While a 12-hour fast is a pretty good idea for just about everyone, most IF regimens call for a longer fasting period than 12 hours. The most common IF regimen calls for a 16-hour fast.
Is fasting for 16 hours better than fasting for 12 hours?
Maybe…or maybe not. There really isn't any solid evidence to suggest that a 16-hour fast is better than 12-hour fast. A 16-hour fast usually translates into two meals per day, while a 12-hour fast has enough room for three meals.
For some people, eating two meals per day makes it easier to decrease total caloric intake, which is a key element to weight loss that may result from IF. This is where it's important to be mindful of the fact that IF regimens have two important features:
1. A defined eating window.
For some people, having a structured eating window helps draw a line in the sand on when they “can’t” have any more food.
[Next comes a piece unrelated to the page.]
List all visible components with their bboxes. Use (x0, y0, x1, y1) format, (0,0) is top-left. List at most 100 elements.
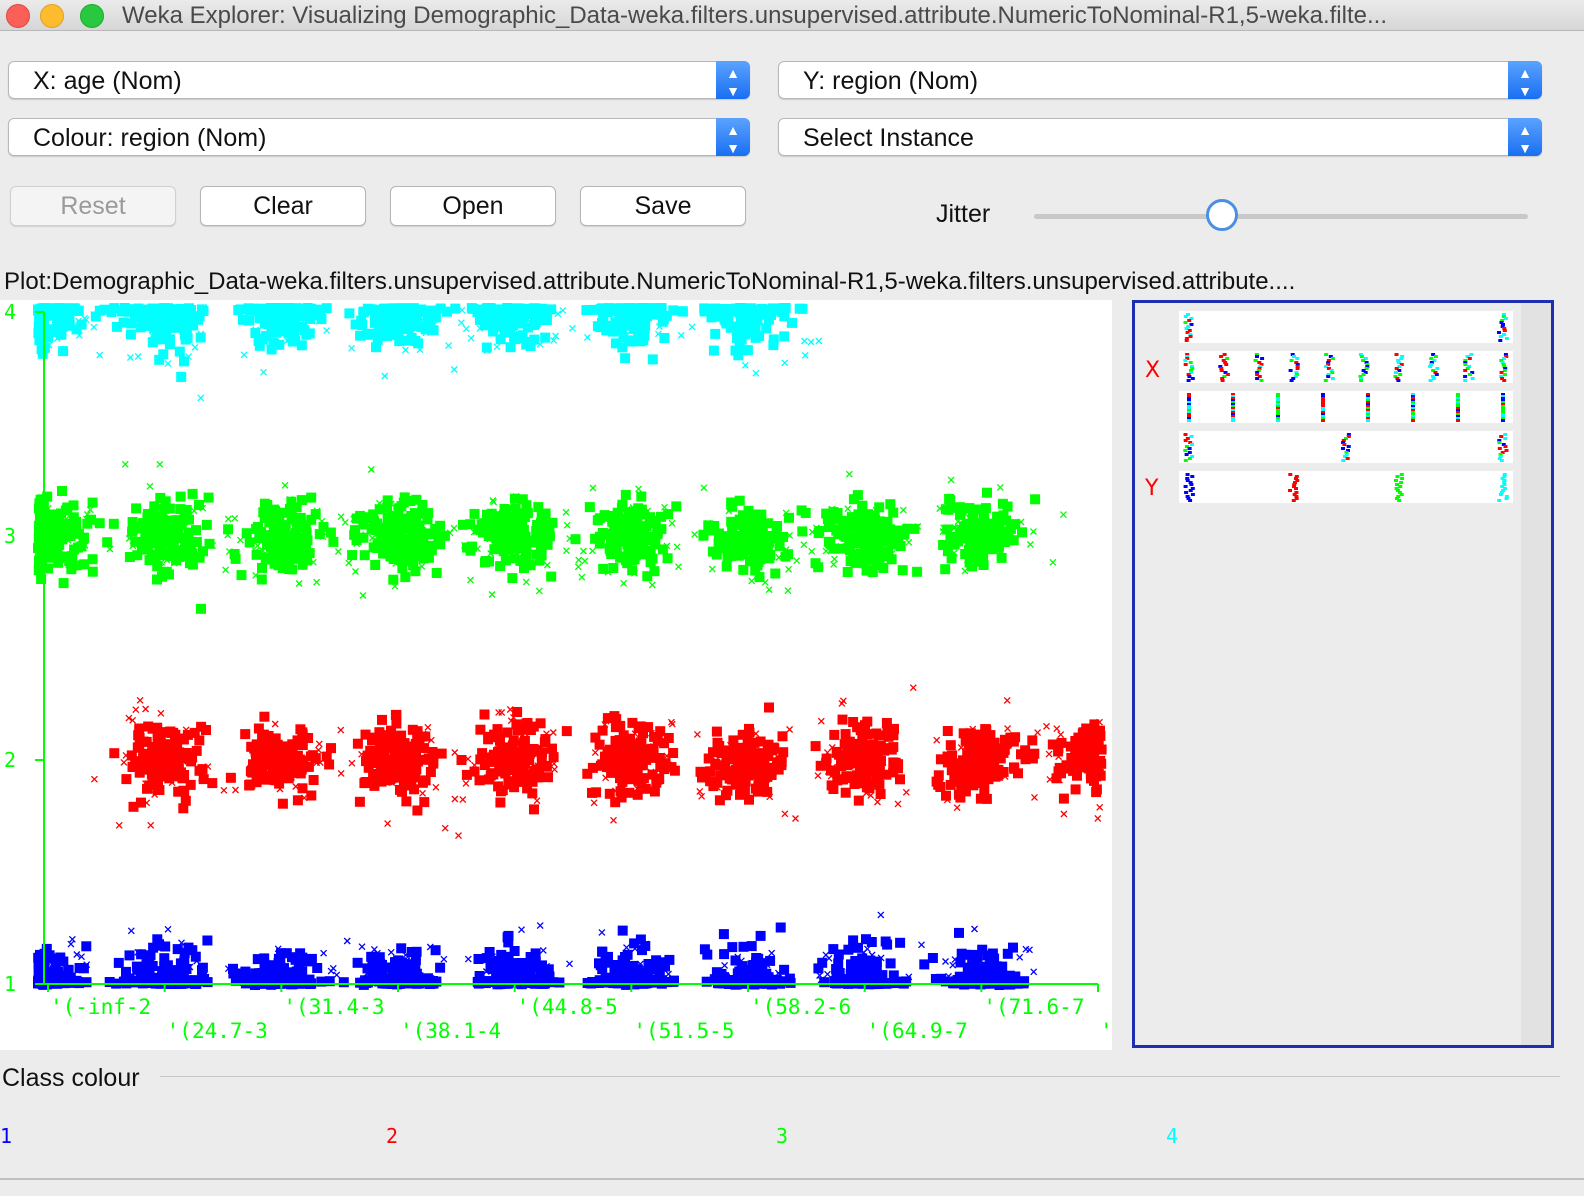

This may be particularly helpful for people with the habit of late-night snacking or snacking out of boredom rather than hunger.
2. A calorie limit.
While many people interested in intermittent fasting are hoping to lose weight, it’s important to understand that calories, and quality of calories, still count. In other words, there is nothing magical about intermittent fasting that suggests you can “pig out” as long as you are doing so in your defined eating window.
What are some typical IF regimens?
You may have heard of “16/8.” This means 16 hours of fasting and an 8-hour eating window. This typically translates to two meals, which could be a later than usual breakfast and and evening meal, or a lunch and evening meal. For example, an eating window of 10:00 a.m. – 6:00 p.m. or 11:00 a.m. – 7:00 p.m. For super early risers, it may mean an earlier breakfast and a late lunch.
Another regimen is known as the "5/2." This calls for intermitting fasting for 5 days interspersed with two days of very low calorie days or complete fasting. This is a little more difficult for some people and may not be advised for certain medical conditions.
Easing your way into IF
A 12-hour fast is a great place to start. This may be as simple as not eating after dinner, which can provide tremendous health benefits. This may be just the small tweak you need to make big health gains. If you decide to experiment with other types of regimens, this is best done in collaboration with a registered dietitian nutritionist (RDN). Your RDN can counsel you on appropriate number of calories for your age and other lifestyle factors, as well as provide guidance on food selection based on any medical conditions that need to be considered.
At the end of the day, it’s important to realize that calories still count. If weight loss is your main reason for trying IF, be patient, as your desired results will not happen overnight. Instead of strictly focusing on a number on the scale, be mindful of other benefits such as improved quality of bedtime rest, improved lipids or blood sugars, and overall feeling of well-being you may experience.
Dr. Amy Knoblock-Hahn is a registered dietitian nutritionist and health behavior expert specializing in both chronic disease and weight management.